DN: Nuno Galopim entrevista Fletcher

dnA convite da EMI Nuno Galopim foi a Londres e entrevistou Fletch.

Tocamos nas emoções das pessoas por todo o mundo.

Uma aventura para três anos a caminho dos 30…

A caminho de celebrar três décadas de actividade na música, o grupo que se formou em Basildon, no Reino Unido, em 1980, edita na próxima segunda-feira um novo álbum de originais.

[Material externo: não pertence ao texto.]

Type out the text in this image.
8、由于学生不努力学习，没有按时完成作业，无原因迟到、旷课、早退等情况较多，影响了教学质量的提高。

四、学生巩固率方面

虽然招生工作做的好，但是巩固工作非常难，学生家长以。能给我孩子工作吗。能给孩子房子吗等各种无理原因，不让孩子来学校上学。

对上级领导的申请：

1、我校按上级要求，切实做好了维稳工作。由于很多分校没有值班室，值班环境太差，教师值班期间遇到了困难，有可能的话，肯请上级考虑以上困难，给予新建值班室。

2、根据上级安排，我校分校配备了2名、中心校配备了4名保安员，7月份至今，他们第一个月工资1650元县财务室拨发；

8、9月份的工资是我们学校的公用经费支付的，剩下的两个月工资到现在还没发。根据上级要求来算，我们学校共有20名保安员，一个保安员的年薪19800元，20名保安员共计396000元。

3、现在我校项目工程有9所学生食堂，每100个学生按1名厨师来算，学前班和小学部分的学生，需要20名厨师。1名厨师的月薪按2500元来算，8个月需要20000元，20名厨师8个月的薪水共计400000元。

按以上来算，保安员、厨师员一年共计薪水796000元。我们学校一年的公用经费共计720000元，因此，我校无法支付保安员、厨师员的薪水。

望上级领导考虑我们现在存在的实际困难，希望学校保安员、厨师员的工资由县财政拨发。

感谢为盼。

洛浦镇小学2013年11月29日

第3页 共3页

Tem por título ‘Sounds Of The Universe’ e abre um ano de intensa actividade que os trará novamente a palcos portugueses a 11 de Julho, para um concerto no Porto.

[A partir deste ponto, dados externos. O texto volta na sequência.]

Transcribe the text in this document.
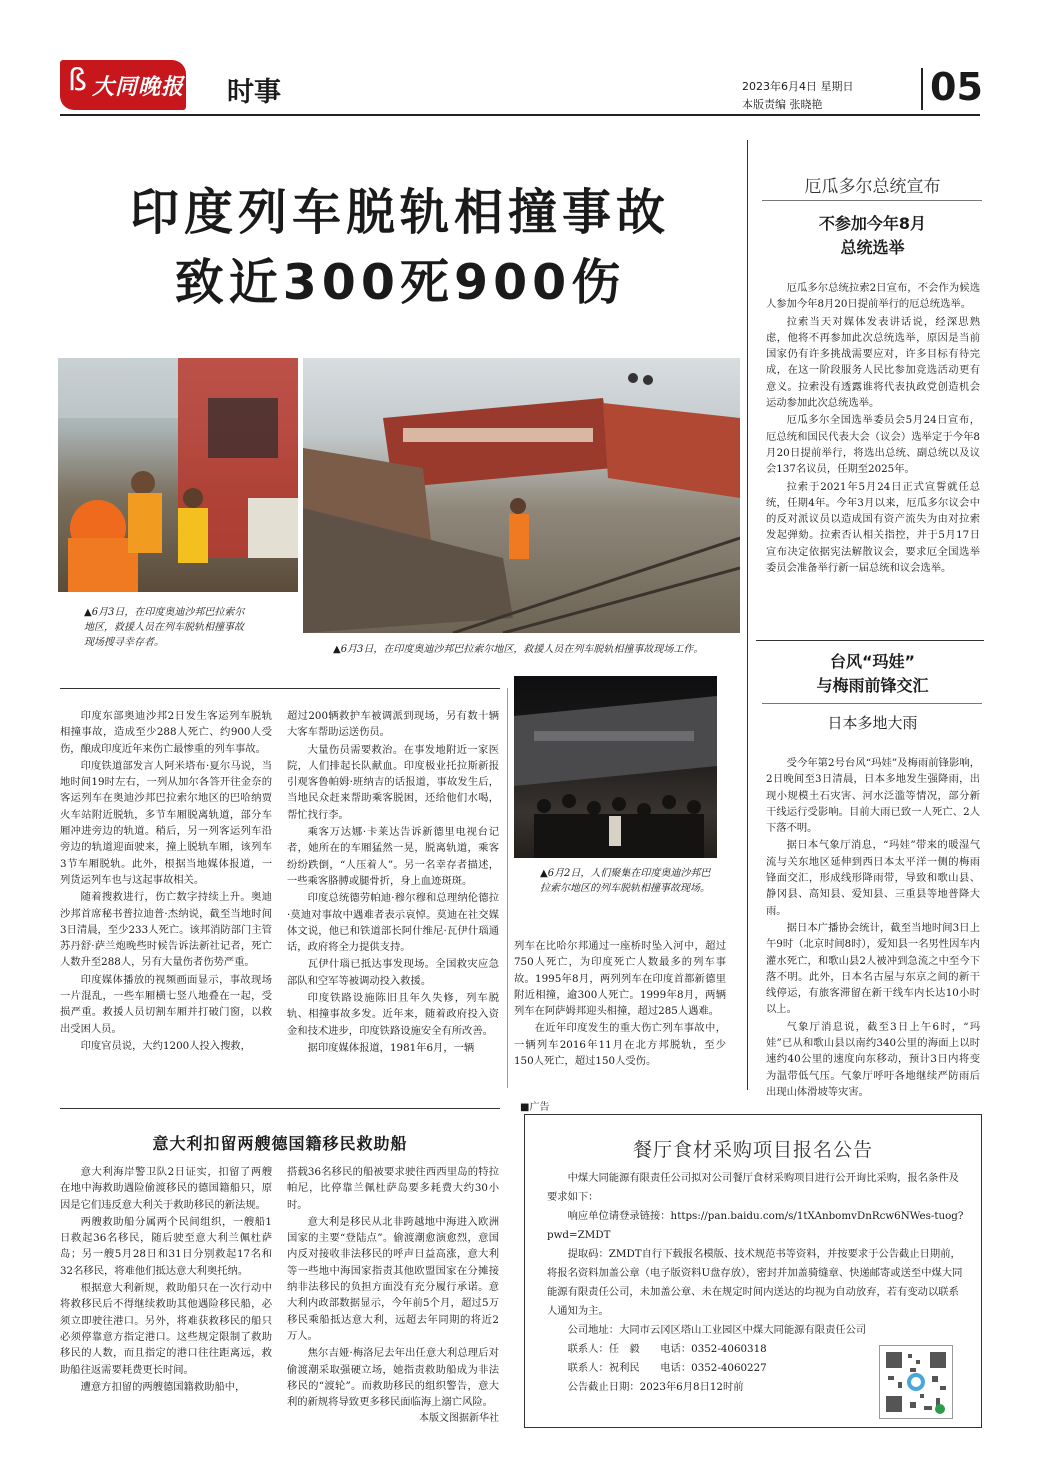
ß 大同晚报 时事	2023年6月4日 星期日
本版责编 张晓艳	05
印度列车脱轨相撞事故
致近300死900伤
▲6月3日，在印度奥迪沙邦巴拉索尔地区，救援人员在列车脱轨相撞事故现场搜寻幸存者。
▲6月3日，在印度奥迪沙邦巴拉索尔地区，救援人员在列车脱轨相撞事故现场工作。
▲6月2日，人们聚集在印度奥迪沙邦巴拉索尔地区的列车脱轨相撞事故现场。

印度东部奥迪沙邦2日发生客运列车脱轨相撞事故，造成至少288人死亡、约900人受伤，酿成印度近年来伤亡最惨重的列车事故。

印度铁道部发言人阿米塔布·夏尔马说，当地时间19时左右，一列从加尔各答开往金奈的客运列车在奥迪沙邦巴拉索尔地区的巴哈纳贾火车站附近脱轨，多节车厢脱离轨道，部分车厢冲进旁边的轨道。稍后，另一列客运列车沿旁边的轨道迎面驶来，撞上脱轨车厢，该列车3节车厢脱轨。此外，根据当地媒体报道，一列货运列车也与这起事故相关。

随着搜救进行，伤亡数字持续上升。奥迪沙邦首席秘书普拉迪普·杰纳说，截至当地时间3日清晨，至少233人死亡。该邦消防部门主管苏丹舒·萨兰炮晚些时候告诉法新社记者，死亡人数升至288人，另有大量伤者伤势严重。

印度媒体播放的视频画面显示，事故现场一片混乱，一些车厢横七竖八地叠在一起，受损严重。救援人员切割车厢并打破门窗，以救出受困人员。

印度官员说，大约1200人投入搜救，

超过200辆救护车被调派到现场，另有数十辆大客车帮助运送伤员。

大量伤员需要救治。在事发地附近一家医院，人们排起长队献血。印度极业托拉斯新报引观客鲁帕姆·班纳吉的话报道，事故发生后，当地民众赶来帮助乘客脱困，还给他们水喝，帮忙找行李。

乘客万达娜·卡莱达告诉新德里电视台记者，她所在的车厢猛然一晃，脱离轨道，乘客纷纷跌倒，“人压着人”。另一名幸存者描述，一些乘客胳膊或腿骨折，身上血迹斑斑。

印度总统德劳帕迪·穆尔穆和总理纳伦德拉·莫迪对事故中遇难者表示哀悼。莫迪在社交媒体文说，他已和铁道部长阿什维尼·瓦伊什瑙通话，政府将全力提供支持。

瓦伊什瑙已抵达事发现场。全国救灾应急部队和空军等被调动投入救援。

印度铁路设施陈旧且年久失修，列车脱轨、相撞事故多发。近年来，随着政府投入资金和技术进步，印度铁路设施安全有所改善。

据印度媒体报道，1981年6月，一辆

列车在比哈尔邦通过一座桥时坠入河中，超过750人死亡，为印度死亡人数最多的列车事故。1995年8月，两列列车在印度首都新德里附近相撞，逾300人死亡。1999年8月，两辆列车在阿萨姆邦迎头相撞，超过285人遇难。

在近年印度发生的重大伤亡列车事故中，一辆列车2016年11月在北方邦脱轨，至少150人死亡，超过150人受伤。

厄瓜多尔总统宣布
不参加今年8月
总统选举

厄瓜多尔总统拉索2日宣布，不会作为候选人参加今年8月20日提前举行的厄总统选举。

拉索当天对媒体发表讲话说，经深思熟虑，他将不再参加此次总统选举，原因是当前国家仍有许多挑战需要应对，许多目标有待完成，在这一阶段服务人民比参加竞选活动更有意义。拉索没有透露谁将代表执政党创造机会运动参加此次总统选举。

厄瓜多尔全国选举委员会5月24日宣布，厄总统和国民代表大会（议会）选举定于今年8月20日提前举行，将选出总统、副总统以及议会137名议员，任期至2025年。

拉索于2021年5月24日正式宣誓就任总统，任期4年。今年3月以来，厄瓜多尔议会中的反对派议员以造成国有资产流失为由对拉索发起弹劾。拉索否认相关指控，并于5月17日宣布决定依据宪法解散议会，要求厄全国选举委员会准备举行新一届总统和议会选举。

台风“玛娃”
与梅雨前锋交汇
日本多地大雨

受今年第2号台风“玛娃”及梅雨前锋影响，2日晚间至3日清晨，日本多地发生强降雨，出现小规模土石灾害、河水泛滥等情况，部分新干线运行受影响。目前大雨已致一人死亡、2人下落不明。

据日本气象厅消息，“玛娃”带来的暖湿气流与关东地区延伸到西日本太平洋一侧的梅雨锋面交汇，形成线形降雨带，导致和歌山县、静冈县、高知县、爱知县、三重县等地普降大雨。

据日本广播协会统计，截至当地时间3日上午9时（北京时间8时），爱知县一名男性因车内灌水死亡，和歌山县2人被冲到急流之中至今下落不明。此外，日本名古屋与东京之间的新干线停运，有旅客滞留在新干线车内长达10小时以上。

气象厅消息说，截至3日上午6时，“玛娃”已从和歌山县以南约340公里的海面上以时速约40公里的速度向东移动，预计3日内将变为温带低气压。气象厅呼吁各地继续严防雨后出现山体滑坡等灾害。

意大利扣留两艘德国籍移民救助船

意大利海岸警卫队2日证实，扣留了两艘在地中海救助遇险偷渡移民的德国籍船只，原因是它们违反意大利关于救助移民的新法规。

两艘救助船分属两个民间组织，一艘船1日救起36名移民，随后驶至意大利兰佩杜萨岛；另一艘5月28日和31日分别救起17名和32名移民，将难他们抵达意大利奥托纳。

根据意大利新规，救助船只在一次行动中将救移民后不得继续救助其他遇险移民船，必须立即驶往港口。另外，将难获救移民的船只必须停靠意方指定港口。这些规定限制了救助移民的人数，而且指定的港口往往距离远，救助船往返需要耗费更长时间。

遭意方扣留的两艘德国籍救助船中，

搭载36名移民的船被要求驶往西西里岛的特拉帕尼，比停靠兰佩杜萨岛要多耗费大约30小时。

意大利是移民从北非跨越地中海进入欧洲国家的主要“登陆点”。偷渡潮愈演愈烈，意国内反对接收非法移民的呼声日益高涨，意大利等一些地中海国家指责其他欧盟国家在分摊接纳非法移民的负担方面没有充分履行承诺。意大利内政部数据显示，今年前5个月，超过5万移民乘船抵达意大利，远超去年同期的将近2万人。

焦尔吉娅·梅洛尼去年出任意大利总理后对偷渡潮采取强硬立场，她指责救助船成为非法移民的“渡轮”。而救助移民的组织警告，意大利的新规将导致更多移民面临海上溺亡风险。

本版文图据新华社

■广告
餐厅食材采购项目报名公告
中煤大同能源有限责任公司拟对公司餐厅食材采购项目进行公开询比采购，报名条件及要求如下：
响应单位请登录链接：https://pan.baidu.com/s/1tXAnbomvDnRcw6NWes-tuog?pwd=ZMDT
提取码：ZMDT自行下载报名模版、技术规范书等资料，并按要求于公告截止日期前，将报名资料加盖公章（电子版资料U盘存放），密封并加盖骑缝章、快递邮寄或送至中煤大同能源有限责任公司，未加盖公章、未在规定时间内送达的均视为自动放弃，若有变动以联系人通知为主。
公司地址：大同市云冈区塔山工业园区中煤大同能源有限责任公司
联系人：任　毅　　电话：0352-4060318
联系人：祝利民　　电话：0352-4060227
公告截止日期：2023年6月8日12时前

Em 1980, Vince Clarke, que na altura era a voz e alma criativa dos Composition Of Sound, trocava as guitarras pelos sintetizadores. Sinais dos tempos, a opção reflectia um crescente interesse pela pop electrónica depois de primeiros êxitos de Gary Numan e dos Buggles. Num bar viu Dave Gahan a cantar uma versão de Heroes, de David Bowie. Gostou, e convidou-o a juntar-se a ele, a Martin Gore e Andrew Fletcher. Escolheram para nome o título de uma revista de moda francesa: Depeche Mode! Passaram quase 30 anos e Fletcher está sentado num quarto de hotel. O mesmo que alberga os dois outros elementos do grupo, no último dia de um mês a fio de entrevistas, de manhã à noite. Falam do novo álbum, Sounds Of The Universe, com edição global marcada para dia 20. E recordam histórias, lembrando Andrew Fletcher que há bem pouco tempo dera por si a pensar que, em 2010, estarão a celebrar as três décadas de vida!

“Na verdade, no início da nossa carreira nunca pensámos que estaríamos juntos mais que uma mão cheia de anos. Era assim na música pop… Mais de 90 por cento dos grupos não duram quase tempo nenhum”, diz Fletcher ao DN. E lembra que o contabilista que então com eles trabalhava “tinha até um plano espantoso”, partindo do principio que a carreira da banda duraria uns três anos. “Mas depois fomos tendo sucesso”, acrescenta. E, reconhece, “tem sido uma carreira agradável”, com ocasionais “baixos, mas muito mais altos”.

O músico tem razão. Olhando para a carreira dos hoje veteranos Depeche Mode nela reconhecemos uma história que, comparada com a de muitos contemporâneos seus, dos Soft Cell aos OMD, nunca conheceu verdadeiras rupturas. Nunca se separaram, pelo que nunca se reuniram. Mesmo olhando para o passado com tranquilidade, Fletcher prefere encarar as memórias de outra forma. “Podemos ver antes a história verificando que resistimos 30 anos e mantemo-nos relevantes e a fazer alguns dos maiores concertos de sempre de toda a nossa carreira”.

Apesar da solidez que o trio constituído por Dave Gahan, Martin Gore e Andrew Fletcher conhece desde 1980, os Depeche Mode chegaram a ter outros elementos. Foram eles Alan Wilder e, ainda antes, Vince Clarke, que anunciou a sua saída em 1981, na altura em que gozavam o seu primeiro êxito global com Just Can’t Get Enough. “Vince foi, originalmente, o homem que tinha a energia e as ideias quando nos formámos, em 1980. Era ele quem mais queria sair de Basildon”, a cidade onde o grupo se reuniu. “A nós sabia-nos bem estar numa banda, mas era ele quem tinha as ideias, “continua Fletcher. “Ele avisou-nos que ia sair… Que ia fazer a digressão e depois sair da banda… Nunca pensámos que íamos parar… É como aquelas coisas más que trazem depois coisas boas”, explica.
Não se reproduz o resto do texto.